Does anyone know how high is Obstacle # 9 (platform with wooden beams running across that we jump off with full webbing and C7) in Basic Training? I know it's more than 6 feet, but I am not sure of the specific specs.
Many thanks in advance,


----------



## Trinity (25 Sep 2006)

Which Base?


----------



## kac146 (25 Sep 2006)

Borden, ON Obstacle course


----------



## Shamrock (25 Sep 2006)

I was in Borden yesterday and so hauled out my tape measure and took a quick gander at it.

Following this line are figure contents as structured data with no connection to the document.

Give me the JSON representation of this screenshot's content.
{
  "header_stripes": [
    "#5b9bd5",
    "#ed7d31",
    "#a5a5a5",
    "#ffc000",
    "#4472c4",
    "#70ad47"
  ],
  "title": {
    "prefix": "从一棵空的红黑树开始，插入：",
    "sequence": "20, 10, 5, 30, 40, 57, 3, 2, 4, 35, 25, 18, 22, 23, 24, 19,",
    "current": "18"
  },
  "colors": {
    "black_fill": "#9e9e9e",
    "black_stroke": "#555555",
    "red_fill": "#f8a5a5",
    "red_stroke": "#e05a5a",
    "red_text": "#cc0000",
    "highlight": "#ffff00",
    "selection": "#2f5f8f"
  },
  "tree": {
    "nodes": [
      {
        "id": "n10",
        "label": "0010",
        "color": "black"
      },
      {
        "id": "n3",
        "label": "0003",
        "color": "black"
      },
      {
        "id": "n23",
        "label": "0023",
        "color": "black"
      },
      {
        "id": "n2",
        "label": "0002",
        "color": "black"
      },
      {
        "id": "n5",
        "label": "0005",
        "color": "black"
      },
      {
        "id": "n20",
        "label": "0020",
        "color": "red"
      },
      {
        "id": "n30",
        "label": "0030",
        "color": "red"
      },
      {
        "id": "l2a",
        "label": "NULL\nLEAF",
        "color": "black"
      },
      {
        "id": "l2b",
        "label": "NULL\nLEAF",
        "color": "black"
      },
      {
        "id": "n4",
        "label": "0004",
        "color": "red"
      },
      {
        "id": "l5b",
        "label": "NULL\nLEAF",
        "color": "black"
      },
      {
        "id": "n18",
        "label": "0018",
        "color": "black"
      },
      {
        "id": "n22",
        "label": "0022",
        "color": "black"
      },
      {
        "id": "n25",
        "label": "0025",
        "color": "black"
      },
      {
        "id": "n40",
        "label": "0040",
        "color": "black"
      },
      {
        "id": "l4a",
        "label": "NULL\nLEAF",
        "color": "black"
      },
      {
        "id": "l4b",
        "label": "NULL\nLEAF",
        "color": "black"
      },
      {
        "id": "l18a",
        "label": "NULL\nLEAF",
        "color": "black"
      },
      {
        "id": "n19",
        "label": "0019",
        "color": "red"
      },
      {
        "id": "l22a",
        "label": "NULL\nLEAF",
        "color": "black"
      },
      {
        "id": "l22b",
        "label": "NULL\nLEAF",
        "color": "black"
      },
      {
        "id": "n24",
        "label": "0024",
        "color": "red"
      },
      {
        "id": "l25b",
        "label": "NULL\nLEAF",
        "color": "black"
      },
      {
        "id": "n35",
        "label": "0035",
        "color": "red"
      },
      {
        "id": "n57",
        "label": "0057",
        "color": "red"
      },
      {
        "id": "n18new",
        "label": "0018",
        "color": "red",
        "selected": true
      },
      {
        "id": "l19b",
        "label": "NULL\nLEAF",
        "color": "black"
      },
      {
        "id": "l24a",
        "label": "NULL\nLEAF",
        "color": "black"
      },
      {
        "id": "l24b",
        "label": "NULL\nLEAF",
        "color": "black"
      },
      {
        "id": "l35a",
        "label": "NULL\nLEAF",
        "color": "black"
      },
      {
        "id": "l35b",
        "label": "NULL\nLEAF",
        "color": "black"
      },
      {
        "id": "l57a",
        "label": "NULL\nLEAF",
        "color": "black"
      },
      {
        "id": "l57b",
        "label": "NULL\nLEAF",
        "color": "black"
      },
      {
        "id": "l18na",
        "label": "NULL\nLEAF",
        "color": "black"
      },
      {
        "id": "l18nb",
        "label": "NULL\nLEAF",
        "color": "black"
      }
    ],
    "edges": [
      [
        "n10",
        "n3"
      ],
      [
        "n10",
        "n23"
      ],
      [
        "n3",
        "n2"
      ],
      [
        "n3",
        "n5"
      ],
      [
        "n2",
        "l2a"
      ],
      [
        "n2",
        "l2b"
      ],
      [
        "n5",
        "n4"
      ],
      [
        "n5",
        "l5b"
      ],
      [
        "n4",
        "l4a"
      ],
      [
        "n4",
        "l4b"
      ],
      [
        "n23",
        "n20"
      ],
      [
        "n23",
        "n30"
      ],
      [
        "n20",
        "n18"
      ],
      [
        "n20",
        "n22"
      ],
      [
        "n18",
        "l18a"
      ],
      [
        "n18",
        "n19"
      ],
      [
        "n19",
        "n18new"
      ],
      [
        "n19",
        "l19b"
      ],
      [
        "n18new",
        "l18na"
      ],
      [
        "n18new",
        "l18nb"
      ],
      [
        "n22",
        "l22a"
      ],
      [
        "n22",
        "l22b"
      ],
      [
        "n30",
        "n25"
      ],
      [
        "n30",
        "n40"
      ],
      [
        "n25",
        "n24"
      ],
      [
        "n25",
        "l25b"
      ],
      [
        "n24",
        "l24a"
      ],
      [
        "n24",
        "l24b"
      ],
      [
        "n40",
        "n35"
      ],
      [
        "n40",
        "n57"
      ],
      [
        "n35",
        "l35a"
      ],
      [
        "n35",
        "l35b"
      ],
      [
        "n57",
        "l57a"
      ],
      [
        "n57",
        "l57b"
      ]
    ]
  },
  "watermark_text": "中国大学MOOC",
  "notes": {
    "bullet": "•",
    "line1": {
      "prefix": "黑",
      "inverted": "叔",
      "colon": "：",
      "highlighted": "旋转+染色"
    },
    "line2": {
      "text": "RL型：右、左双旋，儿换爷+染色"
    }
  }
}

It's exactly Don't Fuggin Matter feet tall.  The metric side said Just Overcome It cm's.

Hope this helps.

(C'mon!  You had to expect at least ONE army answer!)


----------



## kac146 (25 Sep 2006)

No just one idiotic answer. I've done basic already. I need the specs for a project. And please, refrain from your 'army' answers as you are giving the rest of us a bad name.
Cheers,


----------



## Bruce Monkhouse (25 Sep 2006)

Lighten up Francis.......


----------



## paracowboy (25 Sep 2006)

ooooooohhhh! Fiesty!

Untwist your panties.


----------



## Nfld Sapper (25 Sep 2006)

kac146 said:
			
		

> No just one idiotic answer. I've done basic already. I need the specs for a project. And please, refrain from your 'army' answers as you are giving the rest of us a bad name.
> Cheers,



So then why don't you $%^&ing fill out your profile.


----------



## Nfld Sapper (25 Sep 2006)

Shamrock said:
			
		

> I was in Borden yesterday and so hauled out my tape measure and took a quick gander at it.
> 
> It's exactly Don't Fuggin Matter feet tall.  The metric side said Just Overcome It cm's.
> 
> ...



 :rofl: :cheers:


----------



## Michael OLeary (25 Sep 2006)

I think this one's gone on long enough.  If someone can actually produce the answer, please PM the original poster.  If you have the answer and want the admiration and praise you would be due from your army.ca peers for it, ask a Moderator to open the thread for your response.


----------